BOURBON: Losing the Pappy lottery

Christine Sismondo on the (possibly futile) pursuit of rare American whiskeys

Every mid-winter, whisky lovers in Ontario enter the LCBO Vintages bourbon lottery, hoping to win a chance to buy a bottle of Pappy Van Winkle. Many submit, few are chosen. And, every year, people who come up empty ask me if the system is broken. It isn’t—humans are just terrible at processing big numbers.

Here’s my explanation, starting with a backgrounder on how we got to this point.

Roughly a decade-plus ago, when Almondo (that’s our celebrity couple name) were in the habit of doing a lot more cross-border shopping, I splurged on what, at the time, seemed like a relatively expensive bottle of bourbon at the old Premier Liquor in Buffalo.

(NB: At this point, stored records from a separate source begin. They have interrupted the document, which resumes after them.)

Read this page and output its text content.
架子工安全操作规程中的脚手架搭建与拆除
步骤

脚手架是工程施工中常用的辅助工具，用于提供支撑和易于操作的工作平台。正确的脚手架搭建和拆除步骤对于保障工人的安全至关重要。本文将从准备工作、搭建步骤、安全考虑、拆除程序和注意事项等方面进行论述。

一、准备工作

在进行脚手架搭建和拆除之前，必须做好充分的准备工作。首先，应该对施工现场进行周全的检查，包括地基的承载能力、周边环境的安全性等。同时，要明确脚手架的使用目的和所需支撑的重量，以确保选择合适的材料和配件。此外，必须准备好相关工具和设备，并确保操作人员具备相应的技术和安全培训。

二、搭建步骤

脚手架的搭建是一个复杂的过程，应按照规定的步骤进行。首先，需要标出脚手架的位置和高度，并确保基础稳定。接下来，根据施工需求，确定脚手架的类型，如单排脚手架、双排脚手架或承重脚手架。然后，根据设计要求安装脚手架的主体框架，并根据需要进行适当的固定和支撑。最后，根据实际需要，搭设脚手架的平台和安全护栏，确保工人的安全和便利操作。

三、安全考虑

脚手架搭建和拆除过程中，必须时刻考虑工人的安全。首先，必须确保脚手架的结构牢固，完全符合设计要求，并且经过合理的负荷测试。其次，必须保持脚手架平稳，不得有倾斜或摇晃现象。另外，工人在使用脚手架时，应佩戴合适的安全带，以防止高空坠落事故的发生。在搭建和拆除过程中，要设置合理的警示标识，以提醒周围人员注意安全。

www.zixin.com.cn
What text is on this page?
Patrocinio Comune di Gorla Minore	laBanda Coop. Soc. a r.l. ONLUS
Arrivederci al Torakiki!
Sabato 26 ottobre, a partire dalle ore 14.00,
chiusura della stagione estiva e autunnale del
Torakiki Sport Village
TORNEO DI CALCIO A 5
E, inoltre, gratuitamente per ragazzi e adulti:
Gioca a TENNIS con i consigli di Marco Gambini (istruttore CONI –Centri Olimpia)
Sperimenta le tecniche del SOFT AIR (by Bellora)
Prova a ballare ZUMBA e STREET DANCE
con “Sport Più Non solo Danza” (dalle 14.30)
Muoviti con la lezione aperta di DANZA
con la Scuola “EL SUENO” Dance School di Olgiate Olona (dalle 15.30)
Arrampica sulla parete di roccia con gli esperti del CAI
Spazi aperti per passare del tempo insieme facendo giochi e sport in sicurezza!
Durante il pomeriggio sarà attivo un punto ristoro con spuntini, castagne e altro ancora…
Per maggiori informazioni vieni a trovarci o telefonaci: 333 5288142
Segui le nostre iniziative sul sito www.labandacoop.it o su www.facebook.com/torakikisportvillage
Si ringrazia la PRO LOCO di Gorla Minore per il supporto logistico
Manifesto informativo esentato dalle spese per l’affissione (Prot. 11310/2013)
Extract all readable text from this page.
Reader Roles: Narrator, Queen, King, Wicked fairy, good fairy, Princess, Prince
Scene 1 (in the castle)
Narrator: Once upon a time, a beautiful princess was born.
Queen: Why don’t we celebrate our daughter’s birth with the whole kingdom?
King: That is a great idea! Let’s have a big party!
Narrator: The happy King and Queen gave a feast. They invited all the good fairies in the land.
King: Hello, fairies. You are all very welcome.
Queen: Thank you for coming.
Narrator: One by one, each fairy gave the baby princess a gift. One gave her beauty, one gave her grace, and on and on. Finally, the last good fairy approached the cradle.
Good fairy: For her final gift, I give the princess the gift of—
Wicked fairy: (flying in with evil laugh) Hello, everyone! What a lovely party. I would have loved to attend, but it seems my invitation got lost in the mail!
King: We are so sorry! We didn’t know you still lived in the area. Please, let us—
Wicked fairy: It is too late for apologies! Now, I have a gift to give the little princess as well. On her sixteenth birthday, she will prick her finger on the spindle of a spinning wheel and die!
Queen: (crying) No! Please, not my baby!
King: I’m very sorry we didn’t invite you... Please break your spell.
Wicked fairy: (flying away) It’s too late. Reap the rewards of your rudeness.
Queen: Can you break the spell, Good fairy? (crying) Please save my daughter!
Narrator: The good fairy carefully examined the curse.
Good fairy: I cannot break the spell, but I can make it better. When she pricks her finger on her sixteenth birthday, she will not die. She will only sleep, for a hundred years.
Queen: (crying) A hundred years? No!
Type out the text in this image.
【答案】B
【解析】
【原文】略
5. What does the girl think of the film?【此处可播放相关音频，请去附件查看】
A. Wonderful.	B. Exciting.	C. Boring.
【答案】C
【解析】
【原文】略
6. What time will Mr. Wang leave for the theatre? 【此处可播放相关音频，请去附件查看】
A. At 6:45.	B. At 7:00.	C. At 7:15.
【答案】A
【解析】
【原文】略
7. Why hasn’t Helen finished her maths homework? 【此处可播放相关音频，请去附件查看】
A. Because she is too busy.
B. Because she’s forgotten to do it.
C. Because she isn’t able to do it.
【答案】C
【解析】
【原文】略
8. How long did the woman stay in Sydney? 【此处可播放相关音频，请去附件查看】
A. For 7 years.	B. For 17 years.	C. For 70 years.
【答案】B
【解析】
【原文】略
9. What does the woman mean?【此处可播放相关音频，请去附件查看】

At roughly $50, it turned out to be quite a find. We instantly recognized that this 15-year-old bourbon from Pappy Van Winkle was the best we’d ever tried and, as such, would pull it out on special occasions, with a plan to buy more the next time we went to the United States. Little did we know that would be the last bottle we’d ever get a chance to buy.

At the time, Pappy was a niche premium product that was highly appreciated by bourbon specialists. That started to change as the awards and critical acclaim stacked up, but it was the celebrity endorsements (Bourdain, especially) and the overall bourbon boom that made Pappy blow up to the point where demand utterly outstripped supply. That only boosted its popularity, human nature being what it is: The fact that it was next to impossible to get made a lot of people want it even more. If you got a bottle, it meant you were special.

Since Pappy-hunting borders on hysteria in some circles, many liquor stores quickly moved from a first-come-first-serve model to a lottery system of sorts. The LCBO, which has a monopoly on the sale of alcohol in Ontario, uses an algorithm to decide who gets what from its (miniscule) allocation. (And, to be clear, we’re not just talking Pappy, since the contagion has spread from there to a number of other premium releases from Kentucky.)

As I write this, we’re in between the two biggest bourbon releases of the year at the LCBO—the mid-January “Bourbon Masterworks” (Weller 12, Colonel E.H. Taylor, Old Forester, Blanton’s Gold and Stagg, Jr.) and the forthcoming Buffalo Trace Antique Collection (UPDATE: the LCBO told me it’s scheduled for Feb. 27), which will likely feature Pappies of different ages, as well as Sazerac 18, Eagle Rare 17, William Larue Weller, George T. Stagg and Thomas H. Handy. Yes, they like their initials and middle names in Kentucky.

If you’re reading this and are mad I didn’t write this earlier since you missed your shot at the first lottery, well, you have a point. But don’t get too angry. After all, you probably weren’t going to win anyway. I didn’t. Neither did any of my friends who put in bids. After years of not winning though, this doesn’t faze me in the least—and I still put in my order every year, albeit with zero expectations.

Why? Well, I know roughly what the numbers are. Last week’s Bourbon Masterworks collection got 63,000 bids (the LCBO provided this number). We’re not positive how many bottles were up for grabs, but to give you an idea, last year’s allotment was reportedly 30 bottles of Pappy 15. “Math is hard,” as they say on The Simpsons, especially when it involves trying to get a grasp on big numbers. And, since we all feel we’re special, we tend to have a sense that we can beat the odds. But just because the odds of winning a Pappy are better than winning the Powerball, that still doesn’t make them good odds.  

Is life still worth living, knowing that you may never own your own bottle of Pappy? Well, I came to terms with it years ago and managed to learn to love again. In fact, I like some of those things even better, having re-discovered the joys of white spirits and realized that there is such a thing as too much caramel and vanilla notes in a spirit. Call this sour grapes if you will, but there’s a world of, say, pricey and rare single varietal grappa to be discovered, as well as other things that we write about regularly here.

So, Ontarians, take a flier. We don’t know the date yet, but we’re guessing early February. UPDATE: It’s scheduled for Feb. 27! Unlike the lottery lottery, it costs you nothing to enter. When you lose, though, don’t blame the system—buy some grappa from Tawse instead.